L'allarme mais 2022 si è concretizzato. Quello che a inizio anno si paventava per la stagione in corso si è puntualmente avverato: drastica riduzione delle principali coltura da pieno campo con un forte iaumento dei fattori di costo produttivi, con il mais in testa, in cui sono poche le coltivazioni e i fertilizzanti troppo troppo cari.
Gli agricoltori non lo coltivano
Carenza di acqua per l’irrigazione e forte aumento dei prezzi dei concimi azotati sono le cause che inducono gli agricoltori a snobbare la coltivazione del mais, necessario all’alimentazione dei bovini e degli avicoli (galline, polli da carne, tacchini e faraone), anche sulle superfici da poco ed eccezionalmente sbloccate dall’Ue per la coltivazione.

Un quadro che riguarda tutta l’Italia ma è soprattutto in Pianura Padana che sono diminuiti gli ettari investiti a mais, e un po’ aumentati quelli coltivati a orzo e frumento, più che la soia.
Fortunatamente dopo le piogge delle scorse settimane, le semine di mais hanno dato una risposta, con piantine in buono stato vegetativo. Se ci saranno altre precipitazioni e un aumento delle temperature, avremo buone riprese. In diminuzione gli apporti di fertilizzanti, ma gran parte dei terreni ha ancora medie o buone dotazioni di forza vecchia.
Tutto si gioca ora sulla disponibilità di acqua; la migliore è quella piovana e che determinerà i quantitativi di raccolto perché tutti i terreni disponibili sono stati aerati e seminati. Sui risultati economici non sono possibili previsioni. È certo però che i cereali saranno più pagati, come sta avvenendo per il latte.
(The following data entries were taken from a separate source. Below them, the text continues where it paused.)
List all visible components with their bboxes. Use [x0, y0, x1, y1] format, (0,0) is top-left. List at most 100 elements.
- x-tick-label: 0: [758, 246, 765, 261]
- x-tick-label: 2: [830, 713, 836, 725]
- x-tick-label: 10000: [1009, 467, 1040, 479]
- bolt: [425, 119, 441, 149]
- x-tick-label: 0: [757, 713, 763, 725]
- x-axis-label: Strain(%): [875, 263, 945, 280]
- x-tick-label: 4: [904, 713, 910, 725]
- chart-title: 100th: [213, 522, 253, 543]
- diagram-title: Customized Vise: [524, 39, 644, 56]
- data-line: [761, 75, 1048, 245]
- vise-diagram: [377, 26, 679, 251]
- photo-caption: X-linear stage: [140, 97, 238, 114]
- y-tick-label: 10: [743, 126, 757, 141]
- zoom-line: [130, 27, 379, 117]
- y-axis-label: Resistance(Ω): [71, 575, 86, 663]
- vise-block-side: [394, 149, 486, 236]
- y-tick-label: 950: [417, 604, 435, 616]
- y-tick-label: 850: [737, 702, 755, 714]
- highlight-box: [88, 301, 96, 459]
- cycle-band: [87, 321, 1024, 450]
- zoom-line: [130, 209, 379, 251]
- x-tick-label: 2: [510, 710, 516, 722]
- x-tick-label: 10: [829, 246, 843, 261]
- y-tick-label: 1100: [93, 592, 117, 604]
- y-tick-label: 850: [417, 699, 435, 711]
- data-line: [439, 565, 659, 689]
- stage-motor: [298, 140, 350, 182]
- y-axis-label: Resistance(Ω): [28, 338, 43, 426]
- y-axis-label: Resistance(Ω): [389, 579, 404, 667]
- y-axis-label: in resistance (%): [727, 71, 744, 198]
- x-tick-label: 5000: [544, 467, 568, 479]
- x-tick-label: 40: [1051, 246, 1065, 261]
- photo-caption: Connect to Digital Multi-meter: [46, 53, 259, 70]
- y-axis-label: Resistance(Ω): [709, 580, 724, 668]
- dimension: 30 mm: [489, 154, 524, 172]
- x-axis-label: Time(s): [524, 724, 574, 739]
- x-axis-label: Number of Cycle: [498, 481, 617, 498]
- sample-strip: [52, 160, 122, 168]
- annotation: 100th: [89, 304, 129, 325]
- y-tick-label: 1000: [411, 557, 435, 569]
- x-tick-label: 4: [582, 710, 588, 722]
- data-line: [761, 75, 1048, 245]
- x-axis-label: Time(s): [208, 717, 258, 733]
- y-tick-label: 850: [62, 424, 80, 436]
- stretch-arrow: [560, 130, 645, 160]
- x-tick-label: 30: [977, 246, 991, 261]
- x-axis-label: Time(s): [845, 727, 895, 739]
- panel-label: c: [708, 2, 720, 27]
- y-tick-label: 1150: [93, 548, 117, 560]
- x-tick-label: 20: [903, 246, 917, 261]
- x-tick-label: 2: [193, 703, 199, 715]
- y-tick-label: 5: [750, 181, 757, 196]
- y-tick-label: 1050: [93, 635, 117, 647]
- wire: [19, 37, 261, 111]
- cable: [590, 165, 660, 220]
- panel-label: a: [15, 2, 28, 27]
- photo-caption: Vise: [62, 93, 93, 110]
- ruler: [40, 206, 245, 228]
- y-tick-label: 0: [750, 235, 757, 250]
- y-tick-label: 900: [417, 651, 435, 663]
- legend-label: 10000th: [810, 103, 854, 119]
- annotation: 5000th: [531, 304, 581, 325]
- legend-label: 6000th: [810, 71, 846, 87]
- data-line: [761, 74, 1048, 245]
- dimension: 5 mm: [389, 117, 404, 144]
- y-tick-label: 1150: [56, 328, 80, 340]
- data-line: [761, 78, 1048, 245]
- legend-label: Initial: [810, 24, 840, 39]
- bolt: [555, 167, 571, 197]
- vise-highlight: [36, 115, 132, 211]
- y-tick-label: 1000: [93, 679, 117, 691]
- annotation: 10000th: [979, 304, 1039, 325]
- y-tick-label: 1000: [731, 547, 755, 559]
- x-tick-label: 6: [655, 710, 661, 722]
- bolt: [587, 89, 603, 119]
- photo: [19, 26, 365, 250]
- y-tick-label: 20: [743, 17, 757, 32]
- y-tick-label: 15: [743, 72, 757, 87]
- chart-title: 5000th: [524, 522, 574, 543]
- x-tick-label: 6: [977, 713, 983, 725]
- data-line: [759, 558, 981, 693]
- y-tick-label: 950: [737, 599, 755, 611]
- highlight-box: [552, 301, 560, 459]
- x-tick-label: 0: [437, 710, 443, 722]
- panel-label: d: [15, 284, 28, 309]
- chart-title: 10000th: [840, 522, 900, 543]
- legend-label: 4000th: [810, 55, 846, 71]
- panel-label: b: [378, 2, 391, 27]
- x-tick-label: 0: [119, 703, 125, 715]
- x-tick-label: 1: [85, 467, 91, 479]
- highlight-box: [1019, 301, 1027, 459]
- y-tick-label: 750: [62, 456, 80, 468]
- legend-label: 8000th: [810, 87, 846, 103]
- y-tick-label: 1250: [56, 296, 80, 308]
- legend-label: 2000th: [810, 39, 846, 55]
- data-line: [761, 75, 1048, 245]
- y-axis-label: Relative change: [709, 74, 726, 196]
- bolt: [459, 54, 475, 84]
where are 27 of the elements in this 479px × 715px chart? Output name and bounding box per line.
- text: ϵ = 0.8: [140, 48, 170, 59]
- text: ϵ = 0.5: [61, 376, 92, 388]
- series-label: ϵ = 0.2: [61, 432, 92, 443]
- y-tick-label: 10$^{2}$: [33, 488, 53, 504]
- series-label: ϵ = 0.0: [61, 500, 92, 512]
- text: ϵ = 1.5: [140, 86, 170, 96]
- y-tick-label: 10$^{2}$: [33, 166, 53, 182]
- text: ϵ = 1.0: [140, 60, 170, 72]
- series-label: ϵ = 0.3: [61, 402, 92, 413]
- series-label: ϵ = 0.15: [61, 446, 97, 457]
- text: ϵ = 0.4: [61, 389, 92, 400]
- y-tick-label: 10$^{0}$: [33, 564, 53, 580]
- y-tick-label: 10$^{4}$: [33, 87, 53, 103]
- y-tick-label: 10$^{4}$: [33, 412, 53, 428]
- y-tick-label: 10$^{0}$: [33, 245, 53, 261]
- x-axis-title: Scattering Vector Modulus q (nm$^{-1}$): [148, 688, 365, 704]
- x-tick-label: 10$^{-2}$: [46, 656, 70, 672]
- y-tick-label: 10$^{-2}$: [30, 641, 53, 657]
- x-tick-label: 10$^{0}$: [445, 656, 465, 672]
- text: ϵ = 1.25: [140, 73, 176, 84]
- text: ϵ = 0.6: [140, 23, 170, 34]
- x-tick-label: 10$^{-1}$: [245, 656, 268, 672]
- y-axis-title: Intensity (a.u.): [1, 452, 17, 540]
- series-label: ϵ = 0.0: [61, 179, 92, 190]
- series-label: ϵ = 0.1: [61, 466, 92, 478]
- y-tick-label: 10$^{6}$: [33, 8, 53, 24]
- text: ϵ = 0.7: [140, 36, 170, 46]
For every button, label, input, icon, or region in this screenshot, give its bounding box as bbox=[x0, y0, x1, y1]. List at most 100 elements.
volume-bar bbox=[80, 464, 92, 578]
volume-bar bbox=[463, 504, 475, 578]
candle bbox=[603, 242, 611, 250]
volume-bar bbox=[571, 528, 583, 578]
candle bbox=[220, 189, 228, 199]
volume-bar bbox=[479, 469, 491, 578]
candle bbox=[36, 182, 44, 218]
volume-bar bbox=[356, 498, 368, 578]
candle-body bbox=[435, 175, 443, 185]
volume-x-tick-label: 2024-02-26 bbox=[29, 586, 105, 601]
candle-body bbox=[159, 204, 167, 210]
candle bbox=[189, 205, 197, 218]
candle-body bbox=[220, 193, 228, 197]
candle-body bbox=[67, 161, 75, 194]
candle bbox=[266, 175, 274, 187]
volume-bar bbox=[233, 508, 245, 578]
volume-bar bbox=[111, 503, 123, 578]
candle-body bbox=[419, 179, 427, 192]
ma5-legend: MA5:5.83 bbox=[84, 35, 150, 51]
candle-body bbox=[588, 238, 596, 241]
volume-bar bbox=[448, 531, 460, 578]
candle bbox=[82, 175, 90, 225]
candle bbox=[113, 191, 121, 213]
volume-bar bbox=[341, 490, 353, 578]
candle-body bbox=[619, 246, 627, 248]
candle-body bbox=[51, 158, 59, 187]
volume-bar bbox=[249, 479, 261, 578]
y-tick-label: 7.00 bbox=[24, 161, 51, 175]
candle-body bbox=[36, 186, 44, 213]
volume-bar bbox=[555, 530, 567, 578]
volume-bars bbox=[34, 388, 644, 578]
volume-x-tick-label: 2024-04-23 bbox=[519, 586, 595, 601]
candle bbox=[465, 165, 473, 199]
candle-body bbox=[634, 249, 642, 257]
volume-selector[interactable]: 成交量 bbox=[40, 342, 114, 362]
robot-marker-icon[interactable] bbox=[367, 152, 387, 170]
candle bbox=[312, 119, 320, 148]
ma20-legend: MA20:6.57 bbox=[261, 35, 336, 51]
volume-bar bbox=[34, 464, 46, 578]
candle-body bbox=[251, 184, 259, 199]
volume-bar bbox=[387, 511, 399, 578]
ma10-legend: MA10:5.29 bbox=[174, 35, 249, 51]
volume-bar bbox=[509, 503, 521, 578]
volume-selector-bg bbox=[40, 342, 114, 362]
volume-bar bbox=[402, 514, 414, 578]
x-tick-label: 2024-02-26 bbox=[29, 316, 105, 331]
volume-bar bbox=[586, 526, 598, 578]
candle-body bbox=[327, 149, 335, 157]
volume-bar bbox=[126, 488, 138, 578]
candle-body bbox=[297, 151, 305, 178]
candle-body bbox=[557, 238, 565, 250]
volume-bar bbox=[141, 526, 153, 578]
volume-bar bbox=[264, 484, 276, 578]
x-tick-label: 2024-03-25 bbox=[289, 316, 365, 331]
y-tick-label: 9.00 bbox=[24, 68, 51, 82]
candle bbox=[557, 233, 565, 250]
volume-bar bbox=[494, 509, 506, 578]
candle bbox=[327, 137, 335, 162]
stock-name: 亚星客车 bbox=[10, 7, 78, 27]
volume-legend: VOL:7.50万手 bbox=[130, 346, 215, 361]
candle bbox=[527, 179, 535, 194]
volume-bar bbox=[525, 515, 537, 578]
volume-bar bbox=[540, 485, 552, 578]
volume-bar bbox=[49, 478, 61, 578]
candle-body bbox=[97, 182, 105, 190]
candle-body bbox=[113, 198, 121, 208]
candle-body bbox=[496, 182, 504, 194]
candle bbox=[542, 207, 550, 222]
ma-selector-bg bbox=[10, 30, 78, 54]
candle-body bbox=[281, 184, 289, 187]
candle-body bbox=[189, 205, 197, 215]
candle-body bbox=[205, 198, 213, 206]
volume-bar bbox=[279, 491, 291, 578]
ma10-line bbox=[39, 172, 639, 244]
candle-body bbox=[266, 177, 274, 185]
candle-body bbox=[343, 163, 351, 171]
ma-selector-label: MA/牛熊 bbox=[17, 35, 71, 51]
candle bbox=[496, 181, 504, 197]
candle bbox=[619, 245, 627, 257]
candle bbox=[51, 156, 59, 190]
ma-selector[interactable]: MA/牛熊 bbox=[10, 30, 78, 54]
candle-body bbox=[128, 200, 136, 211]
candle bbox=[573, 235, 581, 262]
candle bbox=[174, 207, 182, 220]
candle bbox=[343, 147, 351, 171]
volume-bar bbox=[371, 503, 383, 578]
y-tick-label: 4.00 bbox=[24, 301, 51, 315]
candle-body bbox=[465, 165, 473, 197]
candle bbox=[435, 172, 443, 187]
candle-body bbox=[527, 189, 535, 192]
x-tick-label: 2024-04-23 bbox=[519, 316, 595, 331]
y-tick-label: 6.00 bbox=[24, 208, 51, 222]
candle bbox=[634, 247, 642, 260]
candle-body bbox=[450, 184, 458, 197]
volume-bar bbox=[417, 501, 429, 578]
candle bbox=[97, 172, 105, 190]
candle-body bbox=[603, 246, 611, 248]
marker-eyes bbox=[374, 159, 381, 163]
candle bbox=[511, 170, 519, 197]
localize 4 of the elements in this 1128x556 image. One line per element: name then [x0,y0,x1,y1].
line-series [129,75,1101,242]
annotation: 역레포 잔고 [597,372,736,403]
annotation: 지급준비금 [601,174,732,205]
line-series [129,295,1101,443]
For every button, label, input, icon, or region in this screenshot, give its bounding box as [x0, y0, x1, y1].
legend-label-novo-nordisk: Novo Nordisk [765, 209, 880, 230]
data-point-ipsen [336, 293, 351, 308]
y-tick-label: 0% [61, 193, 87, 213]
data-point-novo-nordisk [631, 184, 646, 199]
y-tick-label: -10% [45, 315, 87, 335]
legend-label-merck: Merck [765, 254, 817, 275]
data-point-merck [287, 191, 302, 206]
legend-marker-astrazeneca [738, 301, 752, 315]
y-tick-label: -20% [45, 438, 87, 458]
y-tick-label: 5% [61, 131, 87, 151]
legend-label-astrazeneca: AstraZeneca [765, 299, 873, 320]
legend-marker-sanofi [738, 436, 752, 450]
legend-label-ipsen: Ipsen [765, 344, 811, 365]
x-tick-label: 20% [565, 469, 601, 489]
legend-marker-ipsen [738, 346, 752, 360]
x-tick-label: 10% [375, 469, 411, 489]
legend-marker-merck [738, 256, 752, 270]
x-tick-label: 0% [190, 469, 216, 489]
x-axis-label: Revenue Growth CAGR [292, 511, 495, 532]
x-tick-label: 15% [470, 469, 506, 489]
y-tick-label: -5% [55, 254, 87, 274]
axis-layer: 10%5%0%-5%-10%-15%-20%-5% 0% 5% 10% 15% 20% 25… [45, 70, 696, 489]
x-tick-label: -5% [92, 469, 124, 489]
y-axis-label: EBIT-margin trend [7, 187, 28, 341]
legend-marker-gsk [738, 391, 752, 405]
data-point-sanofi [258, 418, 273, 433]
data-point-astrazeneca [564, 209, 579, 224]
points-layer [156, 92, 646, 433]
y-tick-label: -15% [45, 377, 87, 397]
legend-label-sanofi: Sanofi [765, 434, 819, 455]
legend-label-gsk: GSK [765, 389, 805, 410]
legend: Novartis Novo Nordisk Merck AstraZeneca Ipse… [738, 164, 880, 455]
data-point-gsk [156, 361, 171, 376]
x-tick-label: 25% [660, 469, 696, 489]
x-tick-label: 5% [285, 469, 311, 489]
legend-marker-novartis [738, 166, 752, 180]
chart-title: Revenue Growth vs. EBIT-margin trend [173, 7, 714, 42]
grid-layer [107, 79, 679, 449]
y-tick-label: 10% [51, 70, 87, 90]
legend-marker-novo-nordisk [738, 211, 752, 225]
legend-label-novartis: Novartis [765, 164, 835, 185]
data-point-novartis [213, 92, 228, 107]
Anche sul mais impatta la guerra
A livello nazionale, secondo Coldiretti su dati Istat, gli agricoltori hanno seminato in media il -4,8% dei campi a mais, mettendo un punto di domanda sugli allevamenti e sulle forniture di latte e carne dopo gli sconvolgimenti dei mercati causati dalla guerra in Ucraina.
Le altre previsioni di semina per le coltivazioni cerealicole indicano una crescita dei terreni a orzo (+8,6%), stabilità per frumento tenero per pane e biscotti (+0,5%) e un calo del frumento duro per la pasta (-1,4%).
La rilevazione Istat però è precedente all’invasione dell’Ucraina e non tiene conto del via libera dell’Ue alle extrasemine di altri 200mila ettari per una produzione aggiuntiva di 15 milioni di quintali di mais, grano duro e tenero nei campi italiani.
Per l’ultimo «Short term outlook» della Commissione Ue sui mercati agricoli nel 2022, il raccolto di mais per l’alimentazione animale sarà 6,1 milioni di tonnellate, oltre a un altro milione di tonnellate di soia.

Il Paese resta deficitario in molte materie prime e produce appena il 36% del grano tenero, il 53% del mais, il 56% del grano duro e il 73% dell’orzo. Le previsioni Coldiretti non lasciano quasi dubbi: la produzione di mais potrebbe aumentare del 5%.
Le uniche aziende che prevedono incrementi di superfici a grano turco sono quelle con allevamenti zootecnici, che devono contenere la spinta al rialzo dei costi dell’alimentazione animale.